Back in the old days the banks used to do this with gold. People would give the banks their gold and the bank would give them back a convenient, lightweight, tradeable IOU - a bank note. In theory the bank notes = the gold on deposit. But the banks sold a lot of the gold put on deposit and issued more IOUs than they had gold! Everything went well as long as no-one asked for the actual heavy and inconvenient gold! As long as the economy was doing OK they didn't actually want to carry all that gold around. But when the economy goes bust (actually due to all the dodgy IOUs created masquerading as real wealth created) everyone wants the actual physical gold. Problem is the bank knew it didn't have enough gold for everybody so it locked its doors. People then shot their way in to get the gold only to realise it wasn't there. Then they shot the bank manager....
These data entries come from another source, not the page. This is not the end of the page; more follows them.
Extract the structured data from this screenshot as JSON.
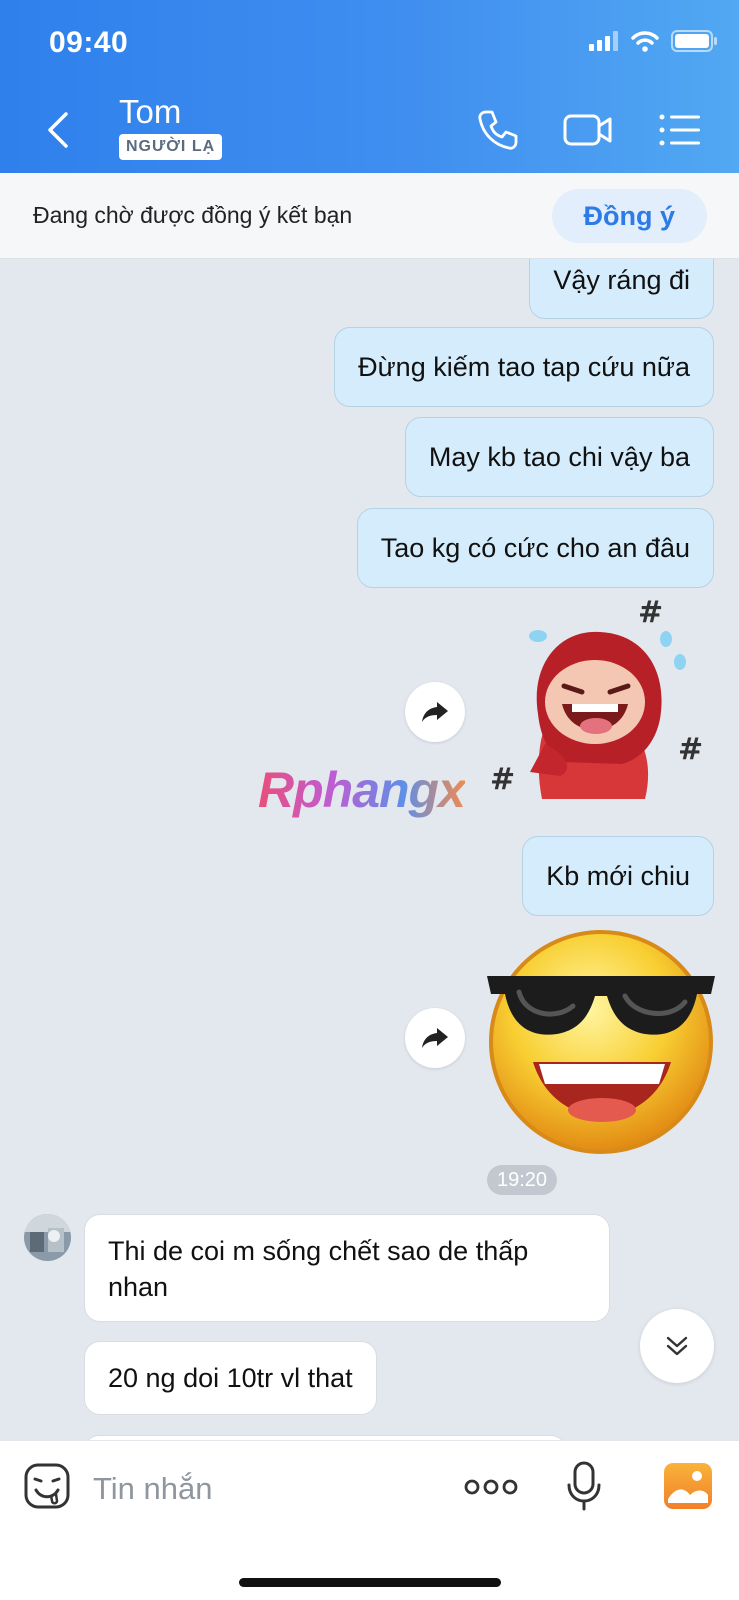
{
  "status_bar": {
    "time": "09:40"
  },
  "header": {
    "contact_name": "Tom",
    "badge": "NGƯỜI LẠ"
  },
  "friend_request": {
    "text": "Đang chờ được đồng ý kết bạn",
    "accept_label": "Đồng ý"
  },
  "messages": {
    "m1": "Vậy ráng đi",
    "m2": "Đừng kiếm tao tap cứu nữa",
    "m3": "May kb tao chi vậy ba",
    "m4": "Tao kg có cức cho an đâu",
    "m5": "Kb mới chiu",
    "timestamp": "19:20",
    "m6_line1": "Thi de coi m sống chết sao de thấp",
    "m6_line2": "nhan",
    "m7": "20 ng doi 10tr vl that"
  },
  "watermark": "Rphangx",
  "input": {
    "placeholder": "Tin nhắn"
  },
  "colors": {
    "header_start": "#2f80ec",
    "header_end": "#52a8f2",
    "outgoing_bubble": "#d4ecfb",
    "accent": "#2d7be6"
  }
}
Obviously if you create more and more debt and circulate it as cash, but the real wealth (food, housing etc) is the same then you are just asking for trouble. Thing is these things unravel very slowly so nobody realises until its too late. Nobody ever really takes control. Thanks to the internet maybe we will learn NEXT TIME! Assuming civilisation survives THIS TIME! (Last time it happened, it led to WWII...)

Anonymous said...

So if the bank doesn't sell on my debt, does it lose anything if I default?

Schadenfreude said...


That's a bit more difficult to explain, but lets say you've bought a house. You take out a mortgage (i.e. funny money debt) to pay for it. The house builder gets paid with funny money but thinks its real. The bank lets him pretend its real. As long as you eventually replace the funny money with real money everything will be OK (sort of). If you default then the bank has paid funny money to the housebuilder but in principle this can be swapped with real money by the housebuilder at any time. The bank can shrug this off for just one defaulter, but if there are many people defaulting on loans then the bank is in trouble. So is the housebuilder, in principle, unless his "deposit" in funny money is covered by the government guarantee.
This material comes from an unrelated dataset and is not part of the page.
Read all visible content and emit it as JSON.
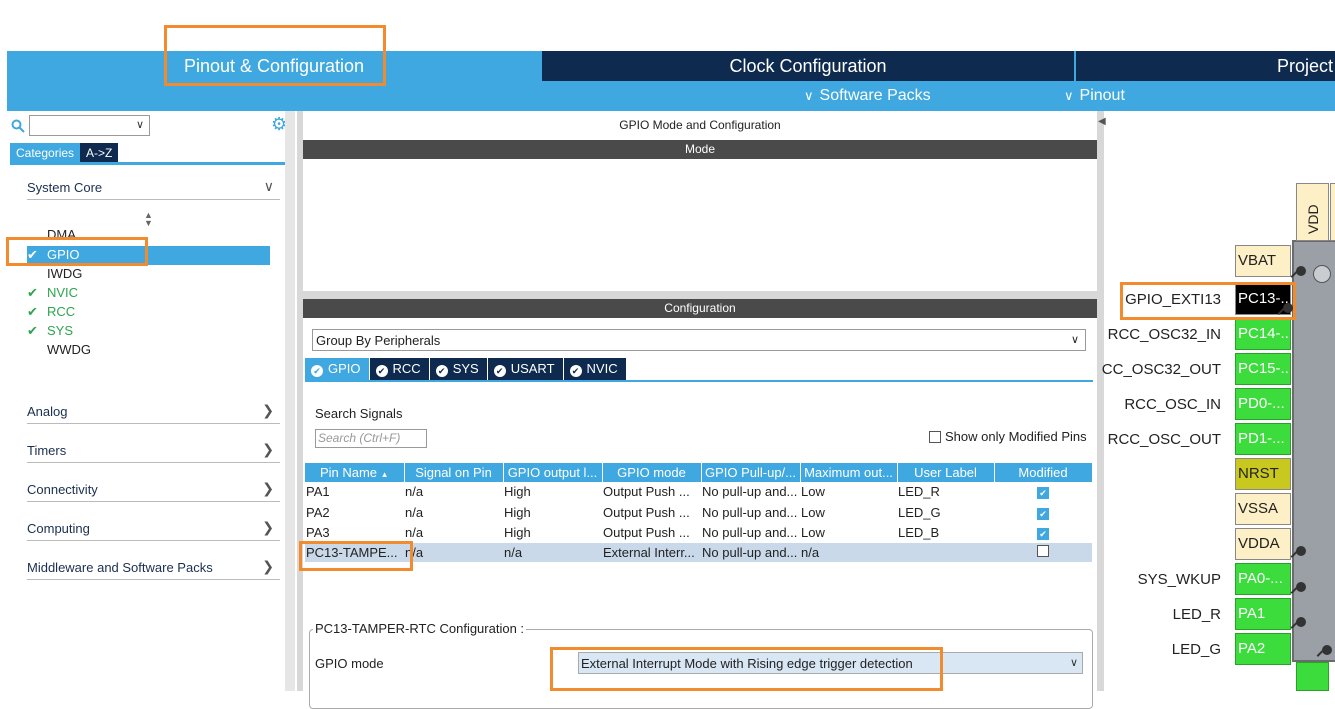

So the bank will come after you if you default.

Anonymous said...

A 0.25% drop was the right choice as inflation is still looking high, but it should come down once input prices fall (which apparently they will!).

Mark Wadsworth said...

Blue eyes - to answer your question, a weaker £ will lead to inflation (agreed?). In the short term, higher inflation means people have less money to spend on housing (so prices fall!) and also means that mortgage interest rates are higher (so prices fall!).